We initiate the study of matroid problems in a new oracle model called dynamic oracle. Our algorithms in this model lead to new bounds for some classic problems, and a "unified" algorithm whose performance matches previous results developed in various papers. We also show a lower bound that answers some open problems from a few decades ago. Concretely, our results are as follows. * We show an algorithm with $\tilde{O}_k(n+r\sqrt{r})$ dynamic-rank-query and time complexities for the matroid union problem over $k$ matroids. This implies the following consequences. (i) An improvement over the $\tilde{O}_k(n\sqrt{r})$ bound implied by [Chakrabarty-Lee-Sidford-Singla-Wong FOCS'19] for matroid union in the traditional rank-query model. (ii) An $\tilde{O}_k(|E|+|V|\sqrt{|V|})$-time algorithm for the $k$-disjoint spanning tree problem. This improves the $\tilde{O}_k(|V|\sqrt{|E|})$ bounds of Gabow-Westermann [STOC'88] and Gabow [STOC'91]. * We show a matroid intersection algorithm with $\tilde{O}(n\sqrt{r})$ dynamic-rank-query and time complexities. This implies new bounds for some problems and bounds that match the classic ones obtained in various papers, e.g. colorful spanning tree [Gabow-Stallmann ICALP'85], graphic matroid intersection [Gabow-Xu FOCS'89], simple scheduling matroid intersection [Xu-Gabow ISAAC'94], and Hopcroft-Karp combinatorial bipartite matching. More importantly, this is done via a "unified" algorithm in the sense that an improvement over our dynamic-rank-query algorithm would imply improved bounds for all the above problems simultaneously. * We show simple super-linear ($\Omega(n\log n)$) query lower bounds for matroid intersection in our dynamic-rank-oracle and the traditional independence-query models; the latter improves the previous $\log_2(3)n - o(n)$ bound by Harvey [SODA'08] and answers an open problem raised by, e.g., Welsh [1976] and CLSSW [FOCS'19].

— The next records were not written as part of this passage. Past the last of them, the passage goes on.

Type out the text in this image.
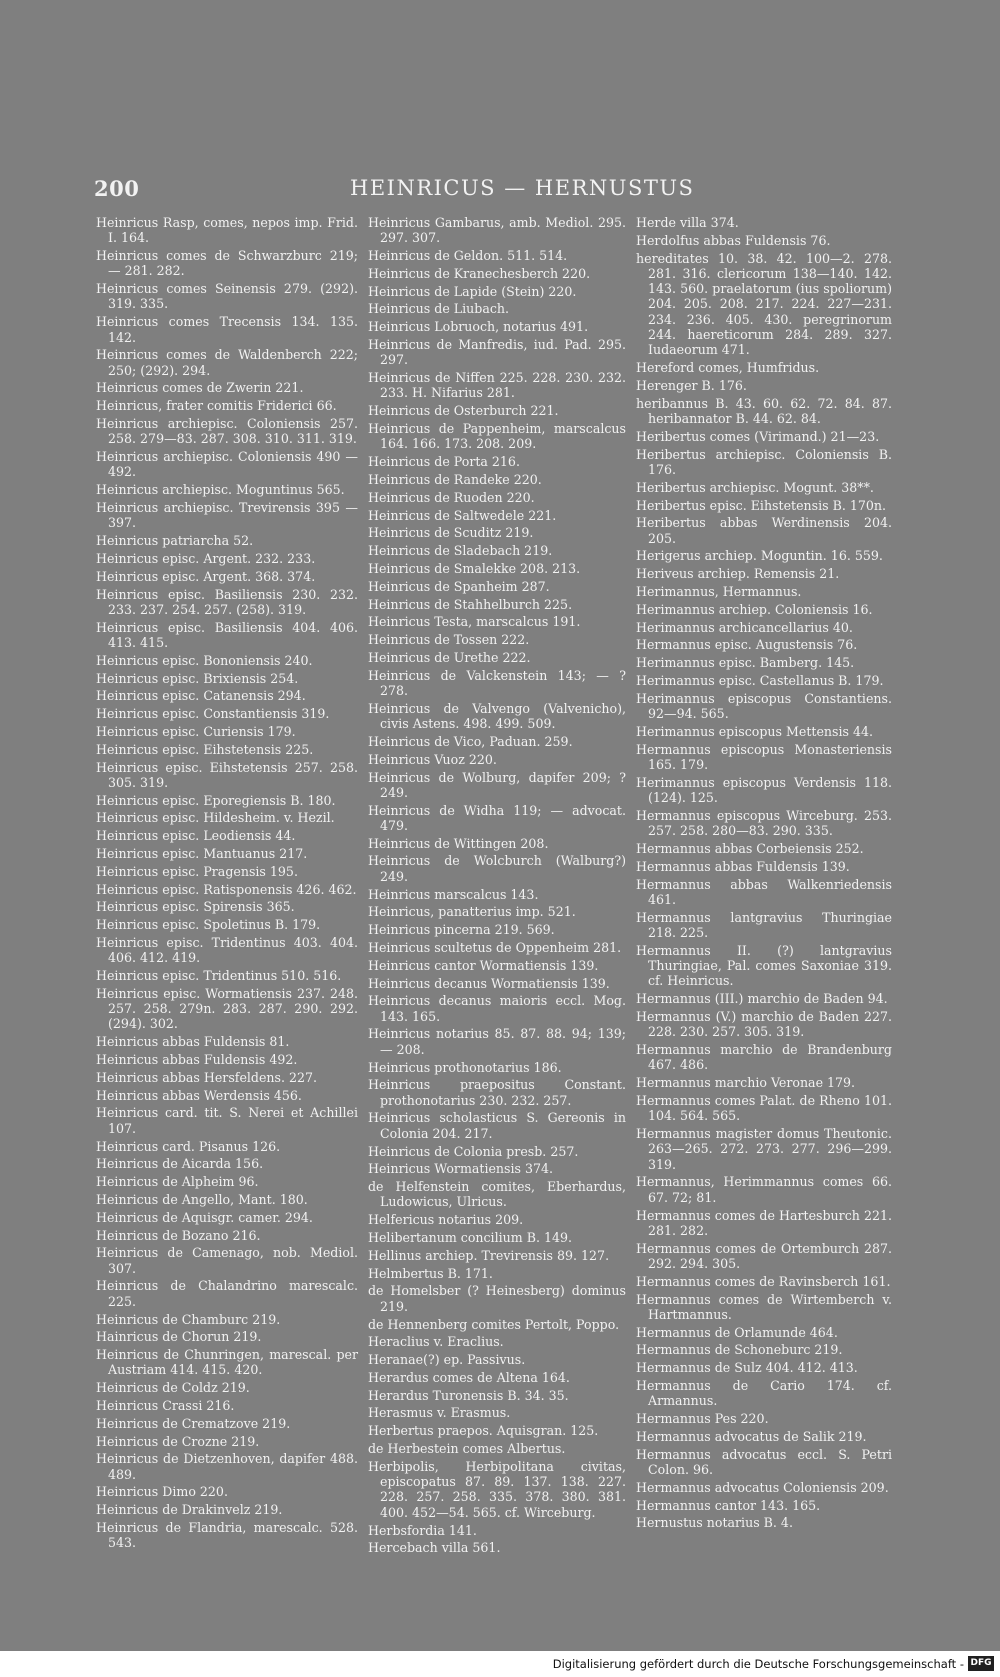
200	HEINRICUS — HERNUSTUS
Heinricus Rasp, comes, nepos imp. Frid. I. 164.
Heinricus comes de Schwarzburc 219; — 281. 282.
Heinricus comes Seinensis 279. (292). 319. 335.
Heinricus comes Trecensis 134. 135. 142.
Heinricus comes de Waldenberch 222; 250; (292). 294.
Heinricus comes de Zwerin 221.
Heinricus, frater comitis Friderici 66.
Heinricus archiepisc. Coloniensis 257. 258. 279—83. 287. 308. 310. 311. 319.
Heinricus archiepisc. Coloniensis 490 —492.
Heinricus archiepisc. Moguntinus 565.
Heinricus archiepisc. Trevirensis 395 —397.
Heinricus patriarcha 52.
Heinricus episc. Argent. 232. 233.
Heinricus episc. Argent. 368. 374.
Heinricus episc. Basiliensis 230. 232. 233. 237. 254. 257. (258). 319.
Heinricus episc. Basiliensis 404. 406. 413. 415.
Heinricus episc. Bononiensis 240.
Heinricus episc. Brixiensis 254.
Heinricus episc. Catanensis 294.
Heinricus episc. Constantiensis 319.
Heinricus episc. Curiensis 179.
Heinricus episc. Eihstetensis 225.
Heinricus episc. Eihstetensis 257. 258. 305. 319.
Heinricus episc. Eporegiensis B. 180.
Heinricus episc. Hildesheim. v. Hezil.
Heinricus episc. Leodiensis 44.
Heinricus episc. Mantuanus 217.
Heinricus episc. Pragensis 195.
Heinricus episc. Ratisponensis 426. 462.
Heinricus episc. Spirensis 365.
Heinricus episc. Spoletinus B. 179.
Heinricus episc. Tridentinus 403. 404. 406. 412. 419.
Heinricus episc. Tridentinus 510. 516.
Heinricus episc. Wormatiensis 237. 248. 257. 258. 279n. 283. 287. 290. 292. (294). 302.
Heinricus abbas Fuldensis 81.
Heinricus abbas Fuldensis 492.
Heinricus abbas Hersfeldens. 227.
Heinricus abbas Werdensis 456.
Heinricus card. tit. S. Nerei et Achillei 107.
Heinricus card. Pisanus 126.
Heinricus de Aicarda 156.
Heinricus de Alpheim 96.
Heinricus de Angello, Mant. 180.
Heinricus de Aquisgr. camer. 294.
Heinricus de Bozano 216.
Heinricus de Camenago, nob. Mediol. 307.
Heinricus de Chalandrino marescalc. 225.
Heinricus de Chamburc 219.
Hainricus de Chorun 219.
Heinricus de Chunringen, marescal. per Austriam 414. 415. 420.
Heinricus de Coldz 219.
Heinricus Crassi 216.
Heinricus de Crematzove 219.
Heinricus de Crozne 219.
Heinricus de Dietzenhoven, dapifer 488. 489.
Heinricus Dimo 220.
Heinricus de Drakinvelz 219.
Heinricus de Flandria, marescalc. 528. 543.
Heinricus Gambarus, amb. Mediol. 295. 297. 307.
Heinricus de Geldon. 511. 514.
Heinricus de Kranechesberch 220.
Heinricus de Lapide (Stein) 220.
Heinricus de Liubach.
Heinricus Lobruoch, notarius 491.
Heinricus de Manfredis, iud. Pad. 295. 297.
Heinricus de Niffen 225. 228. 230. 232. 233. H. Nifarius 281.
Heinricus de Osterburch 221.
Heinricus de Pappenheim, marscalcus 164. 166. 173. 208. 209.
Heinricus de Porta 216.
Heinricus de Randeke 220.
Heinricus de Ruoden 220.
Heinricus de Saltwedele 221.
Heinricus de Scuditz 219.
Heinricus de Sladebach 219.
Heinricus de Smalekke 208. 213.
Heinricus de Spanheim 287.
Heinricus de Stahhelburch 225.
Heinricus Testa, marscalcus 191.
Heinricus de Tossen 222.
Heinricus de Urethe 222.
Heinricus de Valckenstein 143; — ? 278.
Heinricus de Valvengo (Valvenicho), civis Astens. 498. 499. 509.
Heinricus de Vico, Paduan. 259.
Heinricus Vuoz 220.
Heinricus de Wolburg, dapifer 209; ? 249.
Heinricus de Widha 119; — advocat. 479.
Heinricus de Wittingen 208.
Heinricus de Wolcburch (Walburg?) 249.
Heinricus marscalcus 143.
Heinricus, panatterius imp. 521.
Heinricus pincerna 219. 569.
Heinricus scultetus de Oppenheim 281.
Heinricus cantor Wormatiensis 139.
Heinricus decanus Wormatiensis 139.
Heinricus decanus maioris eccl. Mog. 143. 165.
Heinricus notarius 85. 87. 88. 94; 139; — 208.
Heinricus prothonotarius 186.
Heinricus praepositus Constant. prothonotarius 230. 232. 257.
Heinricus scholasticus S. Gereonis in Colonia 204. 217.
Heinricus de Colonia presb. 257.
Heinricus Wormatiensis 374.
de Helfenstein comites, Eberhardus, Ludowicus, Ulricus.
Helfericus notarius 209.
Helibertanum concilium B. 149.
Hellinus archiep. Trevirensis 89. 127.
Helmbertus B. 171.
de Homelsber (? Heinesberg) dominus 219.
de Hennenberg comites Pertolt, Poppo.
Heraclius v. Eraclius.
Heranae(?) ep. Passivus.
Herardus comes de Altena 164.
Herardus Turonensis B. 34. 35.
Herasmus v. Erasmus.
Herbertus praepos. Aquisgran. 125.
de Herbestein comes Albertus.
Herbipolis, Herbipolitana civitas, episcopatus 87. 89. 137. 138. 227. 228. 257. 258. 335. 378. 380. 381. 400. 452—54. 565. cf. Wirceburg.
Herbsfordia 141.
Hercebach villa 561.
Herde villa 374.
Herdolfus abbas Fuldensis 76.
hereditates 10. 38. 42. 100—2. 278. 281. 316. clericorum 138—140. 142. 143. 560. praelatorum (ius spoliorum) 204. 205. 208. 217. 224. 227—231. 234. 236. 405. 430. peregrinorum 244. haereticorum 284. 289. 327. Iudaeorum 471.
Hereford comes, Humfridus.
Herenger B. 176.
heribannus B. 43. 60. 62. 72. 84. 87. heribannator B. 44. 62. 84.
Heribertus comes (Virimand.) 21—23.
Heribertus archiepisc. Coloniensis B. 176.
Heribertus archiepisc. Mogunt. 38**.
Heribertus episc. Eihstetensis B. 170n.
Heribertus abbas Werdinensis 204. 205.
Herigerus archiep. Moguntin. 16. 559.
Heriveus archiep. Remensis 21.
Herimannus, Hermannus.
Herimannus archiep. Coloniensis 16.
Herimannus archicancellarius 40.
Hermannus episc. Augustensis 76.
Herimannus episc. Bamberg. 145.
Herimannus episc. Castellanus B. 179.
Herimannus episcopus Constantiens. 92—94. 565.
Herimannus episcopus Mettensis 44.
Hermannus episcopus Monasteriensis 165. 179.
Herimannus episcopus Verdensis 118. (124). 125.
Hermannus episcopus Wirceburg. 253. 257. 258. 280—83. 290. 335.
Hermannus abbas Corbeiensis 252.
Hermannus abbas Fuldensis 139.
Hermannus abbas Walkenriedensis 461.
Hermannus lantgravius Thuringiae 218. 225.
Hermannus II. (?) lantgravius Thuringiae, Pal. comes Saxoniae 319. cf. Heinricus.
Hermannus (III.) marchio de Baden 94.
Hermannus (V.) marchio de Baden 227. 228. 230. 257. 305. 319.
Hermannus marchio de Brandenburg 467. 486.
Hermannus marchio Veronae 179.
Hermannus comes Palat. de Rheno 101. 104. 564. 565.
Hermannus magister domus Theutonic. 263—265. 272. 273. 277. 296—299. 319.
Hermannus, Herimmannus comes 66. 67. 72; 81.
Hermannus comes de Hartesburch 221. 281. 282.
Hermannus comes de Ortemburch 287. 292. 294. 305.
Hermannus comes de Ravinsberch 161.
Hermannus comes de Wirtemberch v. Hartmannus.
Hermannus de Orlamunde 464.
Hermannus de Schoneburc 219.
Hermannus de Sulz 404. 412. 413.
Hermannus de Cario 174. cf. Armannus.
Hermannus Pes 220.
Hermannus advocatus de Salik 219.
Hermannus advocatus eccl. S. Petri Colon. 96.
Hermannus advocatus Coloniensis 209.
Hermannus cantor 143. 165.
Hernustus notarius B. 4.
Digitalisierung gefördert durch die Deutsche Forschungsgemeinschaft - DFG
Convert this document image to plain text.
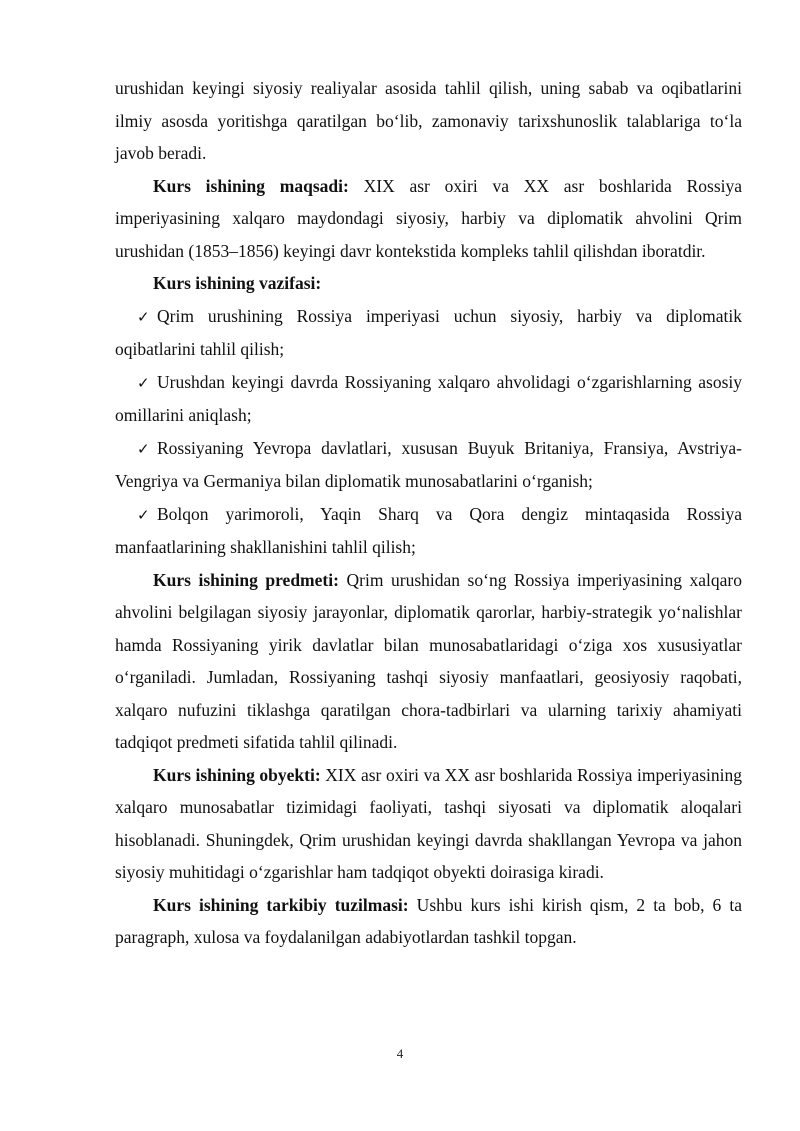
urushidan keyingi siyosiy realiyalar asosida tahlil qilish, uning sabab va oqibatlarini ilmiy asosda yoritishga qaratilgan bo‘lib, zamonaviy tarixshunoslik talablariga to‘la javob beradi.

Kurs ishining maqsadi: XIX asr oxiri va XX asr boshlarida Rossiya imperiyasining xalqaro maydondagi siyosiy, harbiy va diplomatik ahvolini Qrim urushidan (1853–1856) keyingi davr kontekstida kompleks tahlil qilishdan iboratdir.

Kurs ishining vazifasi:

✓ Qrim urushining Rossiya imperiyasi uchun siyosiy, harbiy va diplomatik oqibatlarini tahlil qilish;

✓ Urushdan keyingi davrda Rossiyaning xalqaro ahvolidagi o‘zgarishlarning asosiy omillarini aniqlash;

✓ Rossiyaning Yevropa davlatlari, xususan Buyuk Britaniya, Fransiya, Avstriya-Vengriya va Germaniya bilan diplomatik munosabatlarini o‘rganish;

✓ Bolqon yarimoroli, Yaqin Sharq va Qora dengiz mintaqasida Rossiya manfaatlarining shakllanishini tahlil qilish;

Kurs ishining predmeti: Qrim urushidan so‘ng Rossiya imperiyasining xalqaro ahvolini belgilagan siyosiy jarayonlar, diplomatik qarorlar, harbiy-strategik yo‘nalishlar hamda Rossiyaning yirik davlatlar bilan munosabatlaridagi o‘ziga xos xususiyatlar o‘rganiladi. Jumladan, Rossiyaning tashqi siyosiy manfaatlari, geosiyosiy raqobati, xalqaro nufuzini tiklashga qaratilgan chora-tadbirlari va ularning tarixiy ahamiyati tadqiqot predmeti sifatida tahlil qilinadi.

Kurs ishining obyekti: XIX asr oxiri va XX asr boshlarida Rossiya imperiyasining xalqaro munosabatlar tizimidagi faoliyati, tashqi siyosati va diplomatik aloqalari hisoblanadi. Shuningdek, Qrim urushidan keyingi davrda shakllangan Yevropa va jahon siyosiy muhitidagi o‘zgarishlar ham tadqiqot obyekti doirasiga kiradi.

Kurs ishining tarkibiy tuzilmasi: Ushbu kurs ishi kirish qism, 2 ta bob, 6 ta paragraph, xulosa va foydalanilgan adabiyotlardan tashkil topgan.

4
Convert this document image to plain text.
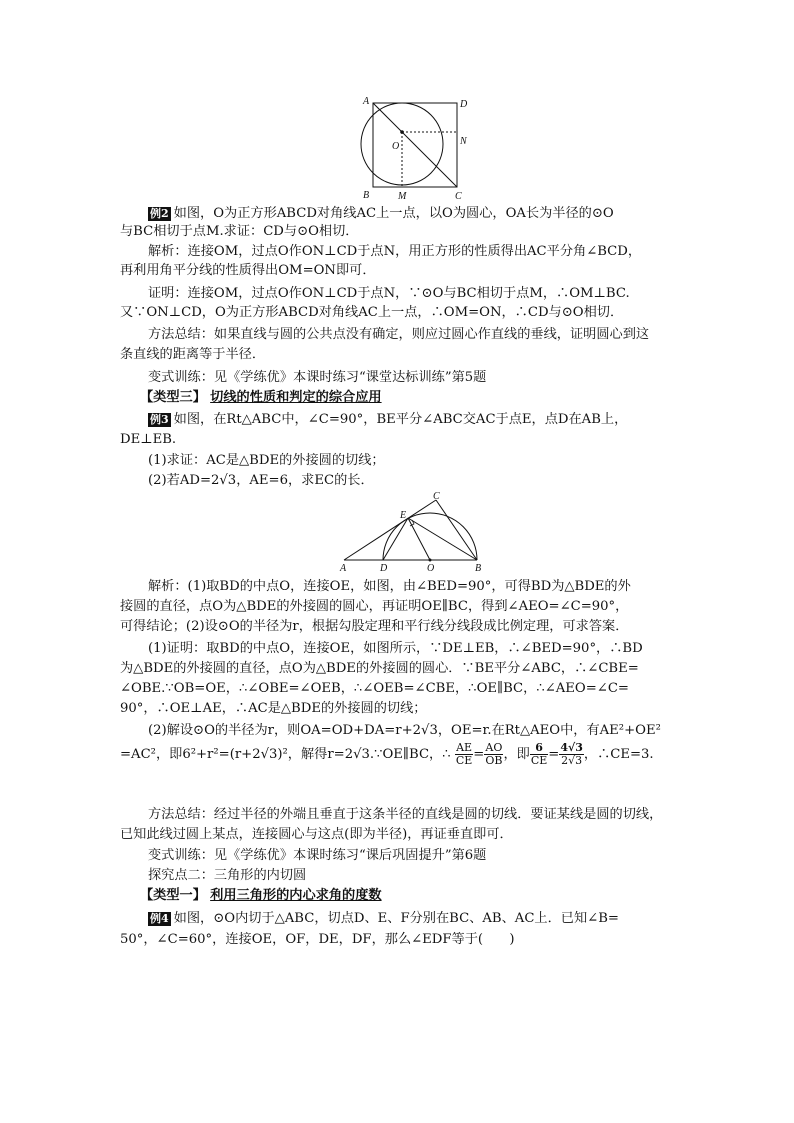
A	D
O	N
B	M	C
例2 如图，O为正方形ABCD对角线AC上一点，以O为圆心，OA长为半径的⊙O
与BC相切于点M.求证：CD与⊙O相切．
解析：连接OM，过点O作ON⊥CD于点N，用正方形的性质得出AC平分角∠BCD，
再利用角平分线的性质得出OM=ON即可．
证明：连接OM，过点O作ON⊥CD于点N，∵⊙O与BC相切于点M，∴OM⊥BC.
又∵ON⊥CD，O为正方形ABCD对角线AC上一点，∴OM=ON，∴CD与⊙O相切．
方法总结：如果直线与圆的公共点没有确定，则应过圆心作直线的垂线，证明圆心到这
条直线的距离等于半径．
变式训练：见《学练优》本课时练习“课堂达标训练”第5题
【类型三】 切线的性质和判定的综合应用
例3 如图，在Rt△ABC中，∠C=90°，BE平分∠ABC交AC于点E，点D在AB上，
DE⊥EB.
(1)求证：AC是△BDE的外接圆的切线；
(2)若AD=2√3，AE=6，求EC的长．
C
E
A	D	O	B
解析：(1)取BD的中点O，连接OE，如图，由∠BED=90°，可得BD为△BDE的外
接圆的直径，点O为△BDE的外接圆的圆心，再证明OE∥BC，得到∠AEO=∠C=90°，
可得结论；(2)设⊙O的半径为r，根据勾股定理和平行线分线段成比例定理，可求答案．
(1)证明：取BD的中点O，连接OE，如图所示，∵DE⊥EB，∴∠BED=90°，∴BD
为△BDE的外接圆的直径，点O为△BDE的外接圆的圆心．∵BE平分∠ABC，∴∠CBE=
∠OBE.∵OB=OE，∴∠OBE=∠OEB，∴∠OEB=∠CBE，∴OE∥BC，∴∠AEO=∠C=
90°，∴OE⊥AE，∴AC是△BDE的外接圆的切线；
(2)解设⊙O的半径为r，则OA=OD+DA=r+2√3，OE=r.在Rt△AEO中，有AE²+OE²
=AC²，即6²+r²=(r+2√3)²，解得r=2√3.∵OE∥BC，∴ $\frac{AE}{CE} = \frac{AO}{OB}$ ，即 $\frac{6}{CE} = \frac{4√3}{2√3}$ ，∴CE=3.
方法总结：经过半径的外端且垂直于这条半径的直线是圆的切线．要证某线是圆的切线，
已知此线过圆上某点，连接圆心与这点(即为半径)，再证垂直即可．
变式训练：见《学练优》本课时练习“课后巩固提升”第6题
探究点二：三角形的内切圆
【类型一】 利用三角形的内心求角的度数
例4 如图，⊙O内切于△ABC，切点D、E、F分别在BC、AB、AC上．已知∠B=
50°，∠C=60°，连接OE，OF，DE，DF，那么∠EDF等于(　　)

翻译：我们开创性地研究了一种称为动态预言机的新型预言机模型中的拟阵问题。该模型下的算法为若干经典问题提供了新上界，并给出一种“统一”算法，其性能匹配了先前多篇论文的结果。我们还证明了回答过去数十年间一些开放问题的下界。具体来说，我们的结果如下：* 我们针对k个拟阵上的拟阵并问题，提出一种动态秩查询复杂度与时间复杂度均为$\tilde{O}_k(n+r\sqrt{r})$的算法。由此得到以下推论：（i）改进了由[Chakrabarty-Lee-Sidford-Singla-Wong FOCS'19]在传统秩查询模型中针对拟阵并问题得到的$\tilde{O}_k(n\sqrt{r})$上界；（ii）针对k-不交支撑树问题提出$\tilde{O}_k(|E|+|V|\sqrt{|V|})$时间算法，改进了Gabow-Westermann [STOC'88]与Gabow [STOC'91]的$\tilde{O}_k(|V|\sqrt{|E|})$上界。* 我们提出一种动态秩查询复杂度与时间复杂度均为$\tilde{O}(n\sqrt{r})$的拟阵交算法。这为若干问题提供了新上界，并匹配了多篇经典论文中的结果，例如：彩色支撑树[Gabow-Stallmann ICALP'85]、图拟阵交[Gabow-Xu FOCS'89]、简单调度拟阵交[Xu-Gabow ISAAC'94]以及Hopcroft-Karp组合对偶二分图匹配。更重要的是，该算法以“统一”方式实现：若改进我们的动态秩查询算法，将同时改进上述所有问题的上界。* 我们在动态秩预言机模型和传统独立性查询模型中，证明了拟阵交的简单超线性（$\Omega(n\log n)$）查询下界；后者改进了Harvey [SODA'08]的$\log_2(3)n - o(n)$下界，并回答了Welsh [1976]及CLSSW [FOCS'19]等人提出的开放问题。